Josef Zwicker (1944–2017), von 1992 bis 2007 Staatsarchivar von Basel-Stadt, wurde durch seine Lektüre einer merkwürdigen Korrespondenz zwischen verschiedenen Departementen des Bundesrates auf diesen Fall aufmerksam. Nach seiner Pensionierung ist er ihm – wie es seine Art war – gründlich, präzise und hartnäckig nachgegangen. Das Manuskript war bei seinem Tod fast abgeschlossen. Sacha Zala hat dann daraus dankenswerterweise, zusammen mit Mitarbeitern und unterstützt von der Familie, das vorliegende Buch fertiggestellt. Es liest sich teilweise wie eine Kriminalgeschichte und ist zugleich ein Muster historischen Arbeitens.

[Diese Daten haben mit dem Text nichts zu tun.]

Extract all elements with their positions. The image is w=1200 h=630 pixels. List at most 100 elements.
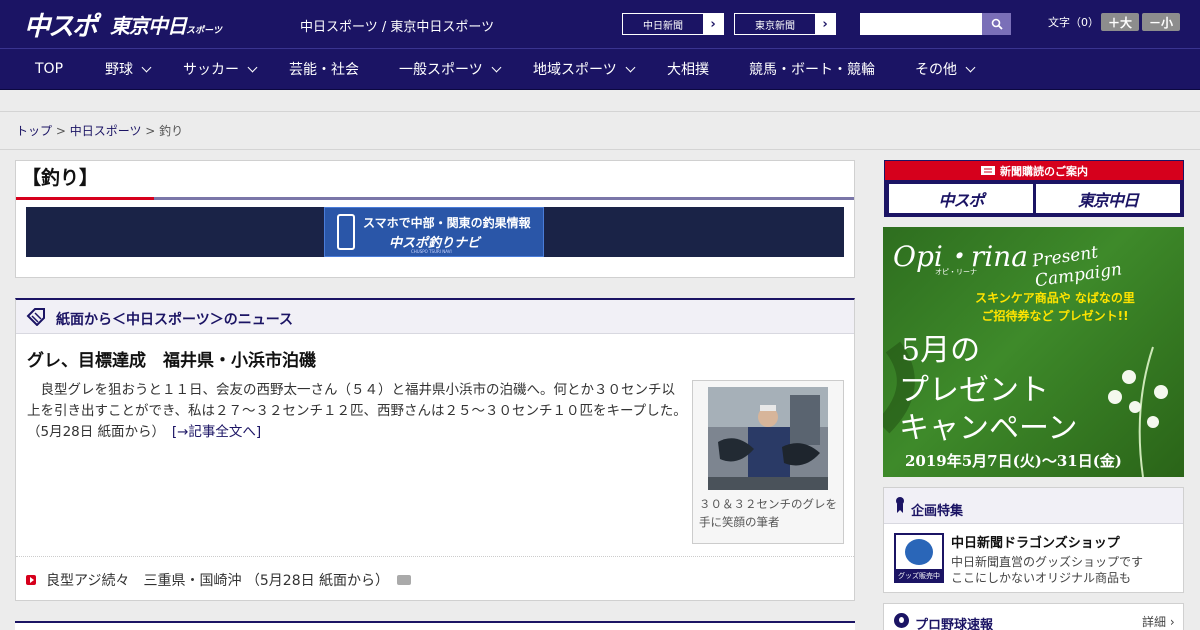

Zwicker versetzt sich in die Sichtweisen der betreffenden Personen hinein und urteilt nicht von aussen. Seine Interpretationen sind somit nicht einfach plakativ – was in Anbetracht der skandalösen Umstände naheliegend wäre –, sondern differenziert und deshalb umso überzeugender. Er lässt uns – nicht zuletzt in den ausführlichen Anmerkungen – an seinen Überlegungen und Forschungsschritten teilhaben. Gerade für Studierende ist das Buch lesenswert, weil es zeigt, wie man mit Quellen umgehen muss und wie man zu überzeugenden Interpretationen kommt. Geschult durch seine Erfahrungen als Archivar und als bei Františ ek Graus in die Lehre gegangener Mittelalter-Historiker liest Zwicker die Quellen besonders sorgfältig. Auch Randbemerkungen, Anstreichungen oder Stempelaufdrucke bezieht er in seine Analyse ein. Auf diese Weise kann er zum Beispiel den Austausch eines Dokumentes – wahrscheinlich durch Bundesanwalt Dubois – nachweisen, der die Verwicklung des FBI in die Affäre vertuschen sollte.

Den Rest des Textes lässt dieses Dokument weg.